Science subjects It would not be appropriate to mention how fantastic you think the Hubble Space Telescope is. While the fundamentals of scientific essay writing are the same as any other subject — having a logical structure, well-developed argument, and so on — there are a few subject-specific considerations to bear in mind, and some common pitfalls to watch out for.
Psychology Psychology, though a science subject, has some overlap with the humanities — some Psychology degrees are BAs rather than BScs.
And, as with any subject, looking at both sides of any argument is crucial to good grades. Geography is a subject that crosses the divide between the sciences and the humanities , considering both physical processes and human activities and their effects on the world around us. When writing your essay you should devote one or two paragraphs to each idea from your plan. The metaphor of the textile has always helped me to structure my essays, but there may be other metaphors that help you to think through the structure. Focus on using as wide a variety of vocabulary and tenses as you can. In that, like a textile, an essay is constructed from different threads of arguments that each connect and weave together in order to make a grander picture.
This should be the part of your essay that answers the question most directly and forcefully. The next step is to plan your essay.
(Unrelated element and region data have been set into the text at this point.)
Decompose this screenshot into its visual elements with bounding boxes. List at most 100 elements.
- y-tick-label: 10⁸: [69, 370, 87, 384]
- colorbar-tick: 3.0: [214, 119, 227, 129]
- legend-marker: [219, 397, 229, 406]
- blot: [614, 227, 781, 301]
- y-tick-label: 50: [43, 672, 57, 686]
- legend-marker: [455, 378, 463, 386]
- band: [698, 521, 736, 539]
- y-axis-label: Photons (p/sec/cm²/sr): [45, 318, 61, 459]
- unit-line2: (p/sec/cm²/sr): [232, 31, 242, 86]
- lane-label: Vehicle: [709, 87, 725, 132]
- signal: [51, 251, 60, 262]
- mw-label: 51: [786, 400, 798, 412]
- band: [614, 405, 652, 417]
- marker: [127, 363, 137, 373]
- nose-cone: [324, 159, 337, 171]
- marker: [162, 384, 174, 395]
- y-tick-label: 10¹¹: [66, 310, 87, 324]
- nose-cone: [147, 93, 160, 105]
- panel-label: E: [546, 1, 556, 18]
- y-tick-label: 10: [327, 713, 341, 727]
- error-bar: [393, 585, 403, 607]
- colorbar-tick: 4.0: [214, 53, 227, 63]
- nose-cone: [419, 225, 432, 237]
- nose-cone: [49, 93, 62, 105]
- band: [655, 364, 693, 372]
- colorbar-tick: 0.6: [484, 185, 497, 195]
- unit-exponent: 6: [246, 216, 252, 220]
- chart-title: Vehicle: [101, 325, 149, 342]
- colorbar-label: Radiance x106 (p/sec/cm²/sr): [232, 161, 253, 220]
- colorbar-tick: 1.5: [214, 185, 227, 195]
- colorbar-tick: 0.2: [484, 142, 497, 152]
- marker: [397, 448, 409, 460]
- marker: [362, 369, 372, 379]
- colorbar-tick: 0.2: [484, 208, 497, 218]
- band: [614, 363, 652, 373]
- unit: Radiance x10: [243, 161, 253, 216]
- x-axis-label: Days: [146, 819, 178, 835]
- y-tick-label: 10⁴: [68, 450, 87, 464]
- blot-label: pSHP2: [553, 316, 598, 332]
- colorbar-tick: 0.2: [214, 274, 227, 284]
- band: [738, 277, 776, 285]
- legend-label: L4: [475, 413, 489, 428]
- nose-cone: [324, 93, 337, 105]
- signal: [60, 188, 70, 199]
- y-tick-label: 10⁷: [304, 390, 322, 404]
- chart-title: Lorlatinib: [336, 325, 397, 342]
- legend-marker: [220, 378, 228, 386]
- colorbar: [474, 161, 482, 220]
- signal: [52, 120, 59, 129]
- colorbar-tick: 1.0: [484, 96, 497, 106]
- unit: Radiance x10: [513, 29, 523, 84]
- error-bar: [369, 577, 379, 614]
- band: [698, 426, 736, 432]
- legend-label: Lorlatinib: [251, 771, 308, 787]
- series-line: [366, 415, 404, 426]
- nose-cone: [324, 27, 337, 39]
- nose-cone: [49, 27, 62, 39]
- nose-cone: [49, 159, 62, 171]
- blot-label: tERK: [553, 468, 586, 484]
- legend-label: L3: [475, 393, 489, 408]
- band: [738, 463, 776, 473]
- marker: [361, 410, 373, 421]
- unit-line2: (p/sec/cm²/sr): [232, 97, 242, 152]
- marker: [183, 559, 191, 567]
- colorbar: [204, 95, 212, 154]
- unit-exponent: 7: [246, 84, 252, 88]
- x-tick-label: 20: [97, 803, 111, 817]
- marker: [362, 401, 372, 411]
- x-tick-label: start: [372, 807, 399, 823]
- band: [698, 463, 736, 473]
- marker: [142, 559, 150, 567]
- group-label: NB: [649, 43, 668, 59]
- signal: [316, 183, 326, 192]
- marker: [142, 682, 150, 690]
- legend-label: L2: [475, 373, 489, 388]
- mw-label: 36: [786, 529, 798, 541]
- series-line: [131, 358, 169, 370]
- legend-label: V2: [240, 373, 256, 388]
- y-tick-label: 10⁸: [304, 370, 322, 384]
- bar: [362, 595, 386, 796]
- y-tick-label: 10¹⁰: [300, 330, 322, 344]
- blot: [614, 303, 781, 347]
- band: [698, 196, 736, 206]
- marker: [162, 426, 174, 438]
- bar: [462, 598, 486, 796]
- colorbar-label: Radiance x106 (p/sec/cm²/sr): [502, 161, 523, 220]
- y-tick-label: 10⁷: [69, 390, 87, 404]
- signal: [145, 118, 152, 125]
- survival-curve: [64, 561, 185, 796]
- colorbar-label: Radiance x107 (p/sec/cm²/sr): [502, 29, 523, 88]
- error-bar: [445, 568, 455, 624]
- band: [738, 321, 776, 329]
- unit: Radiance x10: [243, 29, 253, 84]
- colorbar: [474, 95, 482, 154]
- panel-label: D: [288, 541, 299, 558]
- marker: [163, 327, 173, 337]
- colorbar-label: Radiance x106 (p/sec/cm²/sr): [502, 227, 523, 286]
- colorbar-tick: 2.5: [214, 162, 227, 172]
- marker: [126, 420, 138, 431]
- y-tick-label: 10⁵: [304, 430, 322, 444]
If you ask me, there are three stages to writing a degree level essay for English— researching , planning and writing.
Classical Civilisations You can study art and sculpture to learn more about the civilisations that produced them.
Spend about 5 or 10 minutes planning as this will help you make sure you have chosen the right question because then you know you have lots of material to cover.
In the Heathcliff example, you could quote specific words and phrases that show similarities in the way Heathcliff is described and the way in which the moorland landscape and weather are described. Most essays consist of three to five paragraphs or sections, addressing different schools of thought , and arguing for and against a hypothesis to come to a conclusion. With your archaeologist hat on, your job becomes similar to that of a detective, piecing together clues. Selection Don't retell the plot of the story. In this article, we look at the particular skills needed to write great essays for individual A-level subjects, so that you can familiarise yourself with what you need to do to excel in whatever A-levels you happen to be studying.
Quotations Remember to include quotations, but not too many and don't make them too long. Paragraphing Make sure you use them as it makes your writing clearer for you and the examiner. How do I structure an English literature essay at A-Level? For an A you need to be analytical and exploratory. Focus on using as wide a variety of vocabulary and tenses as you can.